This question evaluates a data scientist's experimental-design and statistical-analysis competencies, including choosing the unit of analysis and randomization scheme, defining primary and guardrail metrics, conducting power/sample-size calculations, and specifying stopping and multiple-comparisons procedures.
You need to test whether replacing the 10% "other" verbal questions with additional grammar questions improves productivity in a 15-minute section with 19 questions total (i.e., ~2 questions replaced). Assume the item bank for both question types is pre-calibrated to be of comparable difficulty within type.
Specify the following:
(a) Unit of analysis, randomization scheme, and whether you use parallel arms (between-subjects) or a crossover (within-subjects) with counterbalancing to control learning effects.
(b) Primary metric (e.g., correct answers per minute) and at least two guardrail metrics (e.g., fairness across native/non-native speakers, speed–accuracy trade-off).

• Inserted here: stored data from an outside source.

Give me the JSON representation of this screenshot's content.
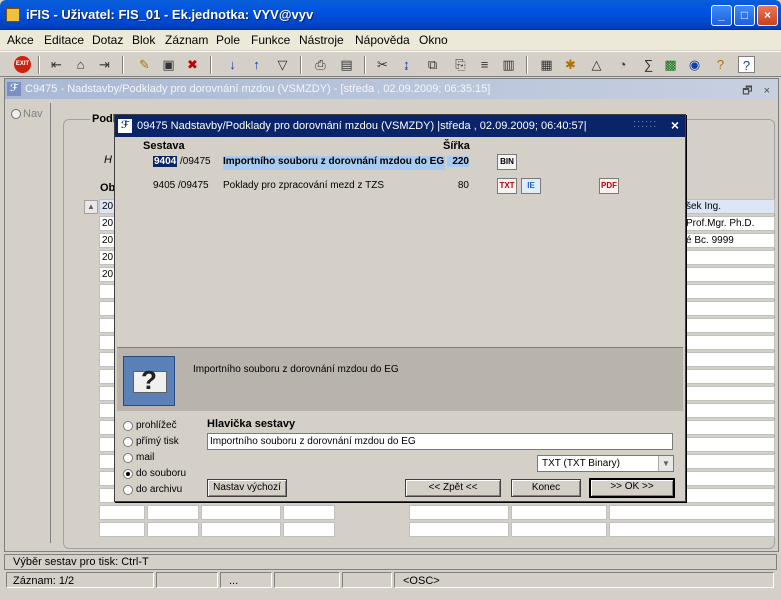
{
  "app": {
    "title": "iFIS - Uživatel: FIS_01 - Ek.jednotka: VYV@vyv",
    "window_buttons": [
      "_",
      "□",
      "×"
    ]
  },
  "menu": [
    "Akce",
    "Editace",
    "Dotaz",
    "Blok",
    "Záznam",
    "Pole",
    "Funkce",
    "Nástroje",
    "Nápověda",
    "Okno"
  ],
  "toolbar": {
    "exit_label": "EXIT",
    "icons": [
      "exit-icon",
      "save-icon",
      "cancel-icon",
      "print-preview-icon",
      "print-icon",
      "delete-icon",
      "sort-asc-icon",
      "sort-desc-icon",
      "filter-icon",
      "print-setup-icon",
      "document-icon",
      "cut-icon",
      "arrow-icon",
      "copy-icon",
      "paste-icon",
      "list-icon",
      "column-icon",
      "calc-icon",
      "settings-icon",
      "warning-icon",
      "clock-icon",
      "sum-icon",
      "excel-icon",
      "word-icon",
      "help-icon",
      "question-icon"
    ]
  },
  "mdi": {
    "title": "C9475 - Nadstavby/Podklady pro dorovnání mzdou (VSMZDY) - [středa , 02.09.2009; 06:35:15]",
    "controls": "🗗 ×",
    "nav_label": "Nav",
    "group_label": "Podk",
    "tab_fragment": "H",
    "col_fragment": "Ob",
    "left_cells": [
      "20",
      "20",
      "20",
      "20",
      "20"
    ],
    "right_cells": [
      "šek Ing.",
      "Prof.Mgr. Ph.D.",
      "é Bc. 9999"
    ]
  },
  "dialog": {
    "title": "09475   Nadstavby/Podklady pro dorovnání mzdou (VSMZDY)   |středa , 02.09.2009; 06:40:57|",
    "title_dots": "::::::",
    "close": "×",
    "col_report": "Sestava",
    "col_width": "Šířka",
    "rows": [
      {
        "code_hl": "9404",
        "code_rest": " /09475",
        "name": "Importního souboru z dorovnání mzdou do EG",
        "width": "220",
        "formats": [
          "BIN"
        ]
      },
      {
        "code_hl": "",
        "code_rest": "9405 /09475",
        "name": "Poklady pro zpracování mezd z TZS",
        "width": "80",
        "formats": [
          "TXT",
          "IE",
          "PDF"
        ]
      }
    ],
    "description": "Importního souboru z dorovnání mzdou do EG",
    "outputs": [
      {
        "label": "prohlížeč",
        "checked": false
      },
      {
        "label": "přímý tisk",
        "checked": false
      },
      {
        "label": "mail",
        "checked": false
      },
      {
        "label": "do souboru",
        "checked": true
      },
      {
        "label": "do archivu",
        "checked": false
      }
    ],
    "header_label": "Hlavička sestavy",
    "header_value": "Importního souboru z dorovnání mzdou do EG",
    "format_value": "TXT (TXT Binary)",
    "buttons": {
      "defaults": "Nastav výchozí",
      "back": "<< Zpět <<",
      "end": "Konec",
      "ok": ">> OK >>"
    }
  },
  "status": {
    "hint": "Výběr sestav pro tisk: Ctrl-T",
    "record": "Záznam: 1/2",
    "ellipsis": "...",
    "osc": "<OSC>"
  }
}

(c) Inclusion/exclusion criteria, pre-registration, blinding, and quality controls (e.g., proctoring, minimum reading times).
(d) A sample-size calculation for detecting a +0.4 correct/attempt improvement with SD = 2.8 at α = 0.05 and 80% power using a two-sample t-test—show the formula and the final per-arm n.
(e) Your stopping rule, multiple-comparisons plan (e.g., Holm–Bonferroni across subtypes), and how you will interpret effects if time-on-question changes but accuracy does not.